I want people to break up. Honestly, I do.
If a friend comes and describes his relationship to me, most times I would recommend a break-up. Instant, bloodless, even via the internet if needed, just to get away from the hypocrisy of it all.
No damage done. A message and it’s over. All is quiet.
You know, some break-ups seem to be wearing a muffler, some relationships have been placed over medium heat and simmer for months like broccoli. And then there are two outcomes. You either rot amid all the vegetables in the pot or your kitchen will catch fire.
Learn to break up if you do not know why you are together. Or more precisely, do not get together if you do not know why you want to. Writers, poets and columnists have exhausted the theme of unilateral or disproportional love. One lover always longs for more, conquers, insists and persists. The second, once in a blue moon, has moments of tenderness that sometimes keeps the couple together, for as many years as can possibly be held together with the glue of self-humiliation. You will say it’s ok, you will turn a blind eye, you will offer a shoulder to cry on, and you will say a couple of comforting words. Because we all assume an expanded tolerance and leniency in love. Because the whip, just like the carrot is supposed to inspire and to evolve.
You think it’s ok if it hurts, it’s ok if you lose months and weeks from your life, it’s ok if you quit. It is love and it deserves it. But there are relationships of repeated one night stands. Relationships covered in honey but with no substance. While some out there try desperately to label their love lives, others have but their love life. All of these people are lonelier than the lonely.

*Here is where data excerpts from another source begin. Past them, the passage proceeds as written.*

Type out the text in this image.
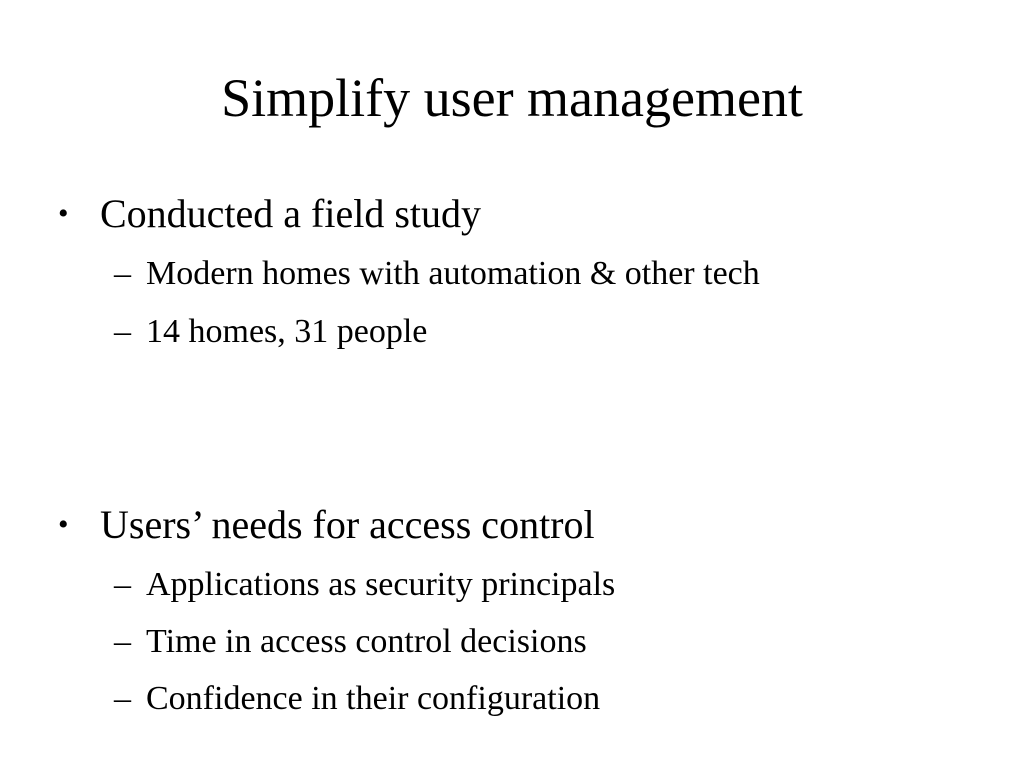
Simplify user management
• Conducted a field study
– Modern homes with automation & other tech
– 14 homes, 31 people
• Users’ needs for access control
– Applications as security principals
– Time in access control decisions
– Confidence in their configuration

Why must man label everything he has. And so he sees sympathy and calls it love, and sees attraction and calls it passionate love and sees company and calls it companionship. It is the couples who will talk on the phone once a day. They will go for a drink on a Saturday night and sleep in the same bed five to six times a month. But even if they do not say goodnight, even if they do not wake up together, no damage has been done. They proclaim on their social media they are “in a relationship” even if one does not know the favorite color of the other. They dream, but not as one. The imaginary future of one does not include the other. They are together the way they can, for as long as they can. Until something new and exciting comes along. And at dawn, you will see neither drama, nor will you hear crying, nor bells: the dignity of half-heartedness.
May people learn how to break up, the ones who are living adults arrangements, rather than love. The agreements are loose, discreet, pleasant. They are breaths of fresh air in our daily routine . They are available entity that will stop you from the tiring search of how to exercise your emotional muscles. They are the escort you will have at the annual company party. But romances are inquisitive, effusive and insatiable. They are demanding and require much, just like spoiled children. To sleep and to wake up at the same time. Phones catch on fire and dreams become charged and multiple. They demand everything and have it all. Only these are entitled to be called romances. And these romances are the only thing that would exist if people that were never together learned how to break up.